Having done the head work over the book earlier in the day, I knew the corner I was now in. I could suggest she search the house, and she could choose to believe I’d stowed the camera elsewhere. I could demand she look through the last year’s credit card statements: she could laugh in my face and ask me how hard it was to get a couple hundred bucks out of an ATM and take a quick drive to the Bradenton Outlet Mall. Every time I set up one of these barriers for her to knock down, it would just make me look more and more as if I was not only lying, but doing it with malice and forethought. The harder I tried and the better I argued, the more it would look like I had my story straight, and that would just make it worse.
And anyway, the camera wasn’t the point.
I said all this. Steph agreed. She agreed all too readily. She agreed that the real point was that I had snuck around to Karren White’s apartment—on the pretense of being out at a meeting that (surprise, surprise) hadn’t materialized and thus couldn’t be checked. The real point, she was happy to see that I’d grasped, was not only was I obsessed with my coworker, but that I was enough of a loser to take stealth pictures of her naked, instead of having an affair like any normal person.
“Hold on,” I said. “Whoa. I’m not obsessed with Karren. What are you talking about?”
“No? So how come you’re always mentioning her?”
“What?” I couldn’t help being distracted by each untruth as it arrived. “Of course she crops up—we work in the same office. I know the names of everybody you work with at the magazine. I know the names of their children. Karren’s an operator, you know that. I only bring her up to say how I’m trying to get around her, to get my thing going, to build my rep.”
I took a step toward her. She stepped back, making a sound like a can of soda being opened.
“Don’t even try it,” she said.
“Steph, listen. Something else happened today. An e-mail.”
“You e-mailed her?”
“Just listen. When I got back from returning that book to Amazon, Janine was sitting in the office laughing at some joke she thought I’d sent.”
“Yeah, you sent it to me, too. It wasn’t funny.”
“That’s just it—I didn’t send it.”
“What?” Steph looked angry at being derailed.
“I didn’t send it. To you or Janine or anyone. Somebody else did, using my e-mail account. The reason I was late home this evening—before you even start speculating about that—is because I was talking to the IT guy from Shore, trying to work out what happened, how the e-mail got sent.”

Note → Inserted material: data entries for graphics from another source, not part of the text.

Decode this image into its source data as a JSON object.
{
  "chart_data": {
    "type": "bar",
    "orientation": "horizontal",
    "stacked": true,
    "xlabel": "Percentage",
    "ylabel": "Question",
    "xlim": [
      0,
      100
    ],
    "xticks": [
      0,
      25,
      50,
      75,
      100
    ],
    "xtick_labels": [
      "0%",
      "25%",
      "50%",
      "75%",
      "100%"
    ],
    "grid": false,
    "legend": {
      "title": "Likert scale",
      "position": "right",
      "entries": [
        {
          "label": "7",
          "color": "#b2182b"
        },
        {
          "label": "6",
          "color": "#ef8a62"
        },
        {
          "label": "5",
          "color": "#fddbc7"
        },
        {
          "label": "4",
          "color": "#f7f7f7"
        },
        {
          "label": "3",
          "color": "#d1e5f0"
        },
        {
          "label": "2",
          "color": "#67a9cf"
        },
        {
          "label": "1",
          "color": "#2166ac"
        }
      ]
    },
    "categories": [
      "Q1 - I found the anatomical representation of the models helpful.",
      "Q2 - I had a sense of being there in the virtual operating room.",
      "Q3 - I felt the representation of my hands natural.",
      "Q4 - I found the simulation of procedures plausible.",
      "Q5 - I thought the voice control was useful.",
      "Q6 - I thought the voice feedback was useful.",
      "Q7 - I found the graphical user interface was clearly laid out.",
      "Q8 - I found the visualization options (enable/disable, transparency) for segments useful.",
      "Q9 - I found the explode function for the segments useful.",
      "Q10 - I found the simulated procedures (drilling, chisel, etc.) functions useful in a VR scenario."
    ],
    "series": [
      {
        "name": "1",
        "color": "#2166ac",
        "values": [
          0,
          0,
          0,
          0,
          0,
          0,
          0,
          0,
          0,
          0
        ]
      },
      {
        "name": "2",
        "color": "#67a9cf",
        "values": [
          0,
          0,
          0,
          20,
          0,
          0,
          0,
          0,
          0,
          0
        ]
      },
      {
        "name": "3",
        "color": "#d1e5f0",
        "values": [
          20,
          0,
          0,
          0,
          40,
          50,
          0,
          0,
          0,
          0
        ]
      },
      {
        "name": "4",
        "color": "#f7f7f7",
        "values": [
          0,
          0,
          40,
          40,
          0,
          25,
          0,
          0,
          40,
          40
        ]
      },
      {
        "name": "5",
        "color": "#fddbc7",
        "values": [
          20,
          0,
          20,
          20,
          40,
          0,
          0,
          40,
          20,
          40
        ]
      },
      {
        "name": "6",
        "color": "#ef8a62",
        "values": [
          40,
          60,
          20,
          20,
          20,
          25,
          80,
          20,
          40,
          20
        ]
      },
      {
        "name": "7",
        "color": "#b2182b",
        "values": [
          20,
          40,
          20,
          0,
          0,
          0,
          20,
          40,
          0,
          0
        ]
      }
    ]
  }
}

She snorted. “Why would I believe that?”
I yanked out my phone. “His number’s top of the outgoing call list. Call him right now, Steph. Ask him if we just sat and had ice cream outside the parlor on the Circle. Ask him if he had a chocolate sugar cone. Or do you think I’ve gone so far into the heart of darkness that I’d recruit some random patsy to lie about my whereabouts?”
She didn’t say anything. The expression on her face remained lodged in a mixture of anger, hurt, and disgust.
“Wait one second,” I said, and sent up a prayer to whatever tiny god looks after Realtors who are in serious trouble not of their own making. I leaned over the laptop and fired up my e-mail app. Five e-mails came straight in. A couple of positivity newsletters, two from clients . . . and one from Kevin the Geek. Thank god.